What will be discussed at the summit “looks like due diligence to back up what NATO has been preparing and doing anyway,” Rose Gottemoeller, the former deputy secretary general of the alliance told Newsweek.
NATO Battle Groups
In March, Stoltenberg announced the alliance would deploy four new battle groups, each with around 1,500 troops, across Bulgaria, Hungary, Romania and Slovakia.
Stoltenberg said the aim would be to “strengthen NATO’s posture in all domains with major increases of forces in the eastern part of the alliance, on land, in the air, and at sea.” NATO already has battlegroups in Estonia, Latvia, Lithuania and Poland.
“They are the front line and if the Russians should attack, they would take the first blows,” said Gottemoeller. “It leaves Russia in no doubt that if it attacks the NATO alliance in one place, for example in the Baltic States, it will be attacking all of NATO and all of NATO will come to an immediate response.”
She said the planning for a war between NATO with Moscow is part of an almost decade-long effort to return the alliance to a firmer defense posture than it had since the end of the Cold War and the September 11 attacks, after which it focused on counterterrorism.
“NATO has known, since the invasion of Crimea in 2014 and the way Russia has been more obstreperous in general on NATO’s borders, that NATO may need to be ready to fight and defend itself very rapidly against a Russian attack,” said Gottemoeller.
Article Five
Concerned enough about Europe’s biggest war since 1945, western capitals were briefly rattled by the appearance of a Russian missile in NATO member Poland in November 2022, and the ramifications for Article Five, the collective defense pledge of the alliance’s charter.
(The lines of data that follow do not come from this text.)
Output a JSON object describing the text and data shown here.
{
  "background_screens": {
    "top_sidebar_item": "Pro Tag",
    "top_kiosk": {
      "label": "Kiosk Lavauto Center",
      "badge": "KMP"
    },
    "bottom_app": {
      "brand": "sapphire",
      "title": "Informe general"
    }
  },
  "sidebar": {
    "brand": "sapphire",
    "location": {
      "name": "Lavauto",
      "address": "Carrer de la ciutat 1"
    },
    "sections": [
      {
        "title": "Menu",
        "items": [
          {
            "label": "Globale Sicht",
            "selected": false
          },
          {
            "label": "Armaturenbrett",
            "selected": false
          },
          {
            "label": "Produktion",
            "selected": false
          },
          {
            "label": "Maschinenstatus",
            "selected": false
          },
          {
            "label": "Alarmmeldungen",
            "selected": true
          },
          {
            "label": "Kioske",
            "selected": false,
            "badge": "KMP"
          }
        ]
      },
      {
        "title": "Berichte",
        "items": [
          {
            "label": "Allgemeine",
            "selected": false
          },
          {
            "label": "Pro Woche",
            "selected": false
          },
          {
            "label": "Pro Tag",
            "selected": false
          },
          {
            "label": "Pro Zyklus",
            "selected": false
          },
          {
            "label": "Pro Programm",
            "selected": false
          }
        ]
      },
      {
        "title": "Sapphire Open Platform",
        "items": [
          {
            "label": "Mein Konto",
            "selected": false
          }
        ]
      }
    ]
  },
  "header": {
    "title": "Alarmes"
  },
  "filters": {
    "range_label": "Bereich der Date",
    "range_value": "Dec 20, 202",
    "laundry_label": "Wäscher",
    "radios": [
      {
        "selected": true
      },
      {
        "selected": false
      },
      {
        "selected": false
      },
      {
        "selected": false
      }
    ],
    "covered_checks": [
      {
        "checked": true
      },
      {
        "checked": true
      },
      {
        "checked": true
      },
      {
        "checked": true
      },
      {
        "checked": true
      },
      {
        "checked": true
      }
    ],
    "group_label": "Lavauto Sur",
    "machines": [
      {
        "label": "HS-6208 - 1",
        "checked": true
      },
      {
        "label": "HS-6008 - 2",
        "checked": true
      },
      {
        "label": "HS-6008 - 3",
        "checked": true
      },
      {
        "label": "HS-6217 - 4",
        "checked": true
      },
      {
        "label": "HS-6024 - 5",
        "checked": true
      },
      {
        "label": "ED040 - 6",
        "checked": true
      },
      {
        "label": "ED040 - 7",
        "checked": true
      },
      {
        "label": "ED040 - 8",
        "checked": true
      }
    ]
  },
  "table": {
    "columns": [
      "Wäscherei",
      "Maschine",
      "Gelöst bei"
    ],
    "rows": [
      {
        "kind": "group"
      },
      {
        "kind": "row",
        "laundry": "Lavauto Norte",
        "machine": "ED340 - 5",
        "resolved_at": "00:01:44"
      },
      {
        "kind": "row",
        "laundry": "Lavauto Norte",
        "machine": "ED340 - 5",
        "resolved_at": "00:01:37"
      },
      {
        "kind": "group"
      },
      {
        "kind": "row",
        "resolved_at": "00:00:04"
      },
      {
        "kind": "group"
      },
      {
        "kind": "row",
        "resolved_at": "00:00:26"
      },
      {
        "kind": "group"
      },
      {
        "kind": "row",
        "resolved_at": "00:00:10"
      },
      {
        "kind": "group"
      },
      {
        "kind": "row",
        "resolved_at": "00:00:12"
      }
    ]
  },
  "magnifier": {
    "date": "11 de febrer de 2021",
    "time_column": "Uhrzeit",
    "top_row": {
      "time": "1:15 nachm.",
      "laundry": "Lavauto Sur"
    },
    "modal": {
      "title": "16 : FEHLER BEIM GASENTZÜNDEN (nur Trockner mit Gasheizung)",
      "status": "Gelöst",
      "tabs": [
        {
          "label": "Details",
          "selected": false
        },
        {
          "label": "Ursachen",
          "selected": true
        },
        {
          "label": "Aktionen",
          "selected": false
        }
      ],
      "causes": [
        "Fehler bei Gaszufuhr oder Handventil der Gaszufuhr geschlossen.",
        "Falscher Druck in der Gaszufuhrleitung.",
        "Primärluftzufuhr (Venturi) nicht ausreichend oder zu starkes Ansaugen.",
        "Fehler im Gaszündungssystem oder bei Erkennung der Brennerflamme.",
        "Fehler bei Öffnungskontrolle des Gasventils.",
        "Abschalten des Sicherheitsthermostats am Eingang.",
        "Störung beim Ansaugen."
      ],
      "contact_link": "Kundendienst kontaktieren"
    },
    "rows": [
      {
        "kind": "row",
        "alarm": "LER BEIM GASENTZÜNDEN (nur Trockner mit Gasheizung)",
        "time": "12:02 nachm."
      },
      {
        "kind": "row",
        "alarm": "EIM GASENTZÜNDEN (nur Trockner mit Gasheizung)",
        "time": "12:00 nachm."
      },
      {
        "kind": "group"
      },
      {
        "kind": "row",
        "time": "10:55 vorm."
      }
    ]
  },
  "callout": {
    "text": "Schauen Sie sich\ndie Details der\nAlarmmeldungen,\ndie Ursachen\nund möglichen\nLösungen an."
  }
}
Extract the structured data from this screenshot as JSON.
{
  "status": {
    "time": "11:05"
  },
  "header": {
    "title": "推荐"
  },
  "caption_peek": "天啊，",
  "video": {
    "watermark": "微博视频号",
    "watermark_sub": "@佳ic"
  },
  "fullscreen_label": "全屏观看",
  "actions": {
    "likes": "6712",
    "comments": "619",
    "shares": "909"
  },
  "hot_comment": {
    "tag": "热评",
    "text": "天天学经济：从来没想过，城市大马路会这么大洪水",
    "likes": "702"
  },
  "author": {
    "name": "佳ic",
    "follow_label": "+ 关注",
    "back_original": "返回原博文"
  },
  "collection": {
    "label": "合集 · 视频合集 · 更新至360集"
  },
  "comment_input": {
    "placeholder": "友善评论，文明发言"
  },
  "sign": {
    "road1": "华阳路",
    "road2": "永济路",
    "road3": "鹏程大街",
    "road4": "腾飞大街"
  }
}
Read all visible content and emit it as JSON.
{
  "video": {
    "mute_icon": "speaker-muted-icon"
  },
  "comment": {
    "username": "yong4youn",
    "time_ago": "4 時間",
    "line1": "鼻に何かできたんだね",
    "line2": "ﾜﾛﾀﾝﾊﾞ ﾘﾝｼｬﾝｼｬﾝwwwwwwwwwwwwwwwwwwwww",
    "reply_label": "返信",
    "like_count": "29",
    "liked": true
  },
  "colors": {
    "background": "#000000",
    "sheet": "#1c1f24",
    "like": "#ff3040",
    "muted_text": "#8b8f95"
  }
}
An assessment that it likely came from Ukraine trying to intercept a Moscow missile cooled temperatures, although a paper from the non-profit thinktank Rand Corporation a month later said NATO’s support for Kyiv “raised concerns about possible Russian retaliation against the alliance.”
The paper notes that United States and NATO planners have long focused on preparing for an outright conflict with Russia but the war in Ukraine “has created a unique set of circumstances that make a more limited Russian attack plausible.”
With its paper, Rand outlined various scenarios involving a Russian attack on a NATO target, how the alliance would react and what Moscow’s next move would be.
A “demonstrative” attack could be, for example, on an airfield with few casualties. A “focused” strike would be more impactful and could affect NATO operations.
Then “less restrained” strikes on military and civilian targets might produce substantial casualties, potentially to both civilian and military personnel. It concludes that higher-intensity Russian attacks leave the U.S. with fewer options that achieve its goals.
Any NATO response to an attack on Moscow “depends on what you think of the attack represents,” report co-author and senior political scientist at Rand, Karl P. Mueller told Newsweek.
“If it’s the Russians panicking and feeling desperate, you treat it differently than if you think they’re doing it for right instrumental military reasons because they think this is this is a good way to win the war,” he said.
The summit in Vilnius shows that NATO is embarking on a new phase of its defense strategy, with Finland having joined, and Sweden’s membership stalled.
“There’s going to be a lot of discussion about what commitments individual nations are going to make, who’s going to contribute forces to what, and probably a lot of efforts to coordinate those,” Mueller said.
“Being prepared is in some ways easier now than it was a year and a half ago because a lot of Russian military capabilities have been degraded by the war,” he said. “NATO has a window of opportunity when it can make major changes to the alliance’s defense strategy and organization.”